Brexit has dealt a blow to the European Project, and populist parties have seized their chance to try to widen anti-EU fissures. Although it looks unlikely at this stage any of them (Party for Freedom, Netherlands; National Front, France; Alternative for Germany) will gain enough support to form a majority or governing coalition at elections this year, the seats they win could disrupt policy-making mechanisms.
‘Brexit has dealt a blow to the European Project’
If we look at investors’ attitudes towards European investment, however, there is an argument that they are being overly pessimistic. Equity valuations do not appear as stretched relative to the US, and with spare capacity in the euro-area labour market and lower inflationary pressures, corporate earnings could play catch-up with their US peers.
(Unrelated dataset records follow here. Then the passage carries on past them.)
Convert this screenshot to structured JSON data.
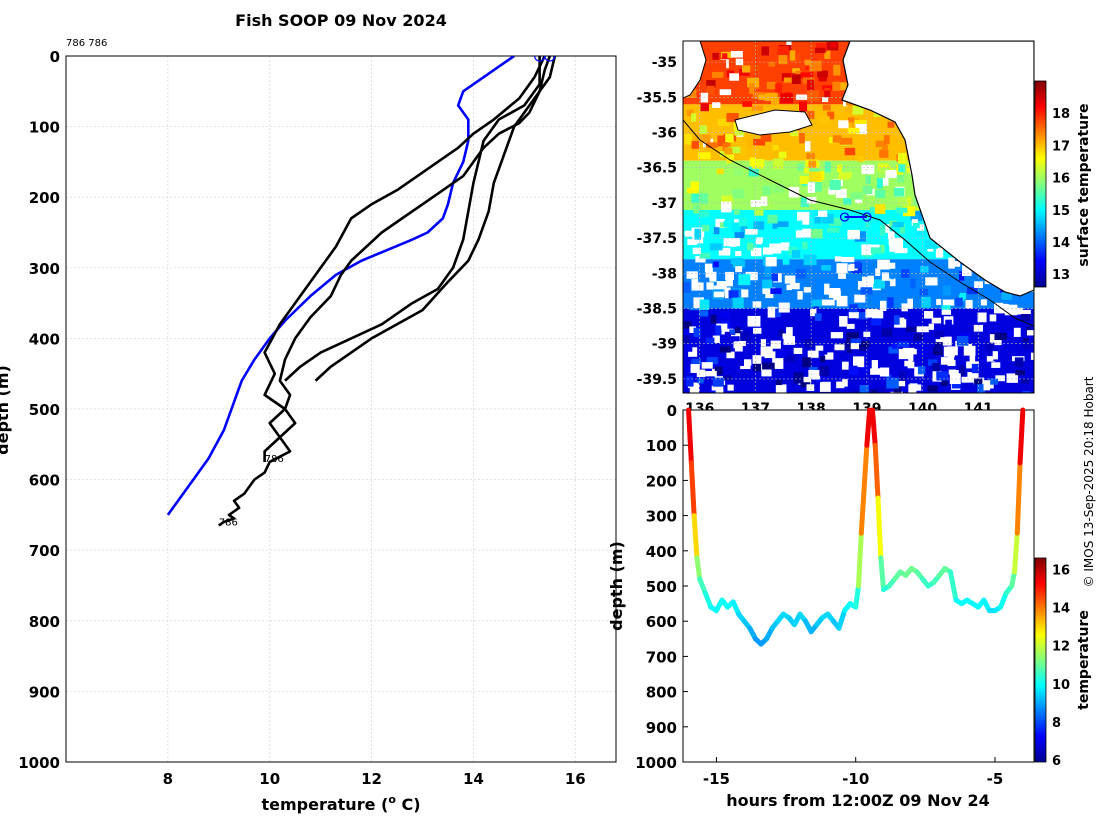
{
  "title": "Fish SOOP 09 Nov 2024",
  "tag_ids": "786 786",
  "watermark": "© IMOS 13-Sep-2025 20:18 Hobart",
  "colors": {
    "profile_black": "#000000",
    "profile_blue": "#0000ff",
    "grid": "#d9d9d9",
    "land_outline": "#000000"
  },
  "chart_data": [
    {
      "type": "line",
      "name": "temperature-depth-profile",
      "xlabel": "temperature (o C)",
      "xlabel_main": "temperature (",
      "xlabel_sup": "o",
      "xlabel_tail": " C)",
      "ylabel": "depth (m)",
      "xlim": [
        6,
        16.8
      ],
      "ylim": [
        1000,
        0
      ],
      "xticks": [
        8,
        10,
        12,
        14,
        16
      ],
      "yticks": [
        0,
        100,
        200,
        300,
        400,
        500,
        600,
        700,
        800,
        900,
        1000
      ],
      "grid": true,
      "annotations": [
        {
          "text": "786",
          "x": 9.9,
          "y": 575
        },
        {
          "text": "786",
          "x": 9.0,
          "y": 665
        }
      ],
      "series": [
        {
          "name": "climatology",
          "color": "#0000ff",
          "x": [
            14.8,
            14.5,
            14.2,
            13.8,
            13.7,
            13.9,
            13.9,
            13.8,
            13.6,
            13.5,
            13.4,
            13.1,
            12.8,
            12.3,
            11.8,
            11.3,
            10.8,
            10.3,
            10.0,
            9.7,
            9.45,
            9.3,
            9.1,
            8.8,
            8.5,
            8.0
          ],
          "y": [
            0,
            15,
            30,
            50,
            70,
            90,
            120,
            150,
            180,
            210,
            230,
            250,
            260,
            275,
            290,
            310,
            340,
            375,
            400,
            430,
            460,
            490,
            530,
            570,
            600,
            650
          ]
        },
        {
          "name": "tag-profile-1",
          "color": "#000000",
          "x": [
            15.5,
            15.4,
            15.3,
            15.1,
            14.9,
            14.5,
            14.2,
            14.0,
            13.8,
            13.4,
            13.0,
            12.6,
            12.2,
            11.9,
            11.6,
            11.4,
            11.2,
            10.8,
            10.5,
            10.3,
            10.2,
            10.4,
            10.3,
            10.5,
            10.2,
            10.4,
            10.0,
            9.9,
            9.7,
            9.6,
            9.5,
            9.3,
            9.4,
            9.2,
            9.3,
            9.1,
            9.0
          ],
          "y": [
            0,
            20,
            50,
            80,
            95,
            110,
            130,
            150,
            170,
            190,
            210,
            230,
            250,
            270,
            290,
            310,
            340,
            370,
            400,
            430,
            460,
            480,
            500,
            520,
            540,
            560,
            575,
            590,
            600,
            610,
            620,
            630,
            640,
            650,
            655,
            660,
            665
          ]
        },
        {
          "name": "tag-profile-2",
          "color": "#000000",
          "x": [
            15.4,
            15.2,
            14.9,
            14.4,
            14.0,
            13.7,
            13.3,
            12.9,
            12.5,
            12.0,
            11.6,
            11.3,
            11.0,
            10.6,
            10.2,
            9.9,
            10.1,
            9.9,
            10.3,
            10.0,
            10.2,
            9.9,
            9.9
          ],
          "y": [
            0,
            30,
            60,
            90,
            110,
            130,
            150,
            170,
            190,
            210,
            230,
            270,
            300,
            340,
            380,
            420,
            450,
            480,
            500,
            520,
            540,
            560,
            575
          ]
        },
        {
          "name": "tag-profile-3",
          "color": "#000000",
          "x": [
            15.3,
            15.3,
            15.0,
            14.5,
            14.2,
            14.0,
            13.9,
            13.8,
            13.6,
            13.3,
            12.8,
            12.2,
            11.6,
            11.0,
            10.6,
            10.3
          ],
          "y": [
            0,
            40,
            70,
            90,
            120,
            180,
            220,
            260,
            300,
            330,
            350,
            380,
            400,
            420,
            440,
            460
          ]
        },
        {
          "name": "tag-profile-4",
          "color": "#000000",
          "x": [
            15.6,
            15.5,
            15.2,
            14.8,
            14.6,
            14.4,
            14.3,
            14.1,
            13.9,
            13.5,
            13.0,
            12.5,
            12.0,
            11.6,
            11.2,
            10.9
          ],
          "y": [
            0,
            30,
            60,
            100,
            140,
            180,
            220,
            260,
            290,
            320,
            360,
            380,
            400,
            420,
            440,
            460
          ]
        }
      ]
    },
    {
      "type": "heatmap",
      "name": "sea-surface-temperature-map",
      "xticks": [
        136,
        137,
        138,
        139,
        140,
        141
      ],
      "yticks": [
        -35,
        -35.5,
        -36,
        -36.5,
        -37,
        -37.5,
        -38,
        -38.5,
        -39,
        -39.5
      ],
      "xlim": [
        135.7,
        142.0
      ],
      "ylim": [
        -39.7,
        -34.7
      ],
      "colorbar_label": "surface temperature",
      "colorbar_ticks": [
        13,
        14,
        15,
        16,
        17,
        18
      ],
      "colorbar_range": [
        12.6,
        19.0
      ],
      "track": {
        "lon": [
          138.6,
          138.8,
          139.0
        ],
        "lat": [
          -37.2,
          -37.2,
          -37.2
        ]
      },
      "bands": [
        {
          "lat_top": -34.7,
          "lat_bot": -35.6,
          "temp": 17.8
        },
        {
          "lat_top": -35.6,
          "lat_bot": -36.4,
          "temp": 17.0
        },
        {
          "lat_top": -36.4,
          "lat_bot": -37.1,
          "temp": 16.0
        },
        {
          "lat_top": -37.1,
          "lat_bot": -37.8,
          "temp": 15.0
        },
        {
          "lat_top": -37.8,
          "lat_bot": -38.5,
          "temp": 14.2
        },
        {
          "lat_top": -38.5,
          "lat_bot": -39.7,
          "temp": 13.2
        }
      ]
    },
    {
      "type": "line",
      "name": "depth-time-series",
      "xlabel": "hours from 12:00Z 09 Nov 24",
      "ylabel": "depth (m)",
      "xlim": [
        -16.2,
        -3.6
      ],
      "ylim": [
        1000,
        0
      ],
      "xticks": [
        -15,
        -10,
        -5
      ],
      "yticks": [
        0,
        100,
        200,
        300,
        400,
        500,
        600,
        700,
        800,
        900,
        1000
      ],
      "colorbar_label": "temperature",
      "colorbar_ticks": [
        6,
        8,
        10,
        12,
        14,
        16
      ],
      "colorbar_range": [
        5.9,
        16.6
      ],
      "series": [
        {
          "name": "dive-1",
          "hours": [
            -16.0,
            -15.9,
            -15.8,
            -15.7,
            -15.6,
            -15.4,
            -15.2,
            -15.0,
            -14.8,
            -14.6,
            -14.4,
            -14.2,
            -14.0,
            -13.8,
            -13.6,
            -13.4,
            -13.2,
            -13.0,
            -12.8,
            -12.6,
            -12.4,
            -12.2,
            -12.0,
            -11.8,
            -11.6,
            -11.4,
            -11.2,
            -11.0,
            -10.8,
            -10.6,
            -10.4,
            -10.2,
            -10.0,
            -9.9,
            -9.8,
            -9.6,
            -9.5
          ],
          "depth": [
            0,
            150,
            300,
            420,
            480,
            520,
            560,
            570,
            540,
            560,
            545,
            580,
            600,
            620,
            650,
            665,
            650,
            620,
            600,
            580,
            590,
            610,
            580,
            600,
            630,
            610,
            590,
            580,
            600,
            620,
            570,
            550,
            560,
            500,
            350,
            100,
            0
          ],
          "temp": [
            15.6,
            15.2,
            14.0,
            12.0,
            10.8,
            10.4,
            10.0,
            9.8,
            10.1,
            9.9,
            10.0,
            9.6,
            9.4,
            9.2,
            8.9,
            8.8,
            8.9,
            9.2,
            9.4,
            9.6,
            9.5,
            9.3,
            9.6,
            9.4,
            9.0,
            9.2,
            9.5,
            9.6,
            9.4,
            9.2,
            9.7,
            10.0,
            9.9,
            10.6,
            12.8,
            15.0,
            15.8
          ]
        },
        {
          "name": "dive-2",
          "hours": [
            -9.4,
            -9.3,
            -9.2,
            -9.1,
            -9.0,
            -8.8,
            -8.6,
            -8.4,
            -8.2,
            -8.0,
            -7.8,
            -7.6,
            -7.4,
            -7.2,
            -7.0,
            -6.8,
            -6.6,
            -6.4,
            -6.2,
            -6.0,
            -5.8,
            -5.6,
            -5.4,
            -5.2,
            -5.0,
            -4.8,
            -4.6,
            -4.4,
            -4.3,
            -4.2,
            -4.1,
            -4.0
          ],
          "depth": [
            0,
            100,
            250,
            420,
            510,
            500,
            480,
            460,
            470,
            450,
            460,
            480,
            500,
            490,
            470,
            450,
            460,
            540,
            550,
            540,
            550,
            560,
            540,
            570,
            570,
            560,
            520,
            500,
            460,
            350,
            150,
            0
          ],
          "temp": [
            15.8,
            15.0,
            13.5,
            11.5,
            10.2,
            10.4,
            10.8,
            11.0,
            10.9,
            11.2,
            11.0,
            10.7,
            10.4,
            10.5,
            10.8,
            11.0,
            10.9,
            10.0,
            9.9,
            10.0,
            9.9,
            9.8,
            10.0,
            9.6,
            9.6,
            9.8,
            10.3,
            10.6,
            11.2,
            12.8,
            15.0,
            15.8
          ]
        }
      ]
    }
  ]
}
We are being selective in our allocations across Europe, looking for pockets of growth and value.
The new regime
We believe reflation is coming as the recovery continues. We also expect fiscal policy to define the new regime as central banks step back from stimulus. In this scenario the performance of assets are likely to diverge as investors reassess the value of their investments.
Broadly, we think this environment is supportive of equities – although we think returns could be lower than recent years. Our tactical strategy, given political unknowns, is to exercise caution but be prepared for opportunities.
This has seen us tilting into reflation trades, such as commodities and instruments exhibiting a value style bias, while at the same time taking profits on trades that have performed well for us, such as high yield bonds.
Market volatility looks set to pick up around election dates, on noise surrounding Trump’s policies, and further Brexit developments. We will look to add to areas dynamically where assets have sold down and we see value appearing.
Fiscal policy: government policies involved in setting tax rates and government spending levels. Fiscal expansion typically relates to an increase in government spending and/or a reduction in taxes.
Reflation: policies intended to stimulate an economy and promote inflation (rising prices).
Reflation trades are investment positions that could benefit from rising inflation and higher economic growth. ‘Trumpflation’ is the inflation that may appear as a result of Trump’s policies.
Spare capacity: unused economic resources (labour and capital). If an economy has spare capacity it can respond to an increase in aggregate demand without suffering pressure on supply.
Past performance is not a guide to future performance. The value of an investment and the income from it can fall as well as rise and you may not get back the amount originally invested.
The information in this article does not qualify as an investment recommendation.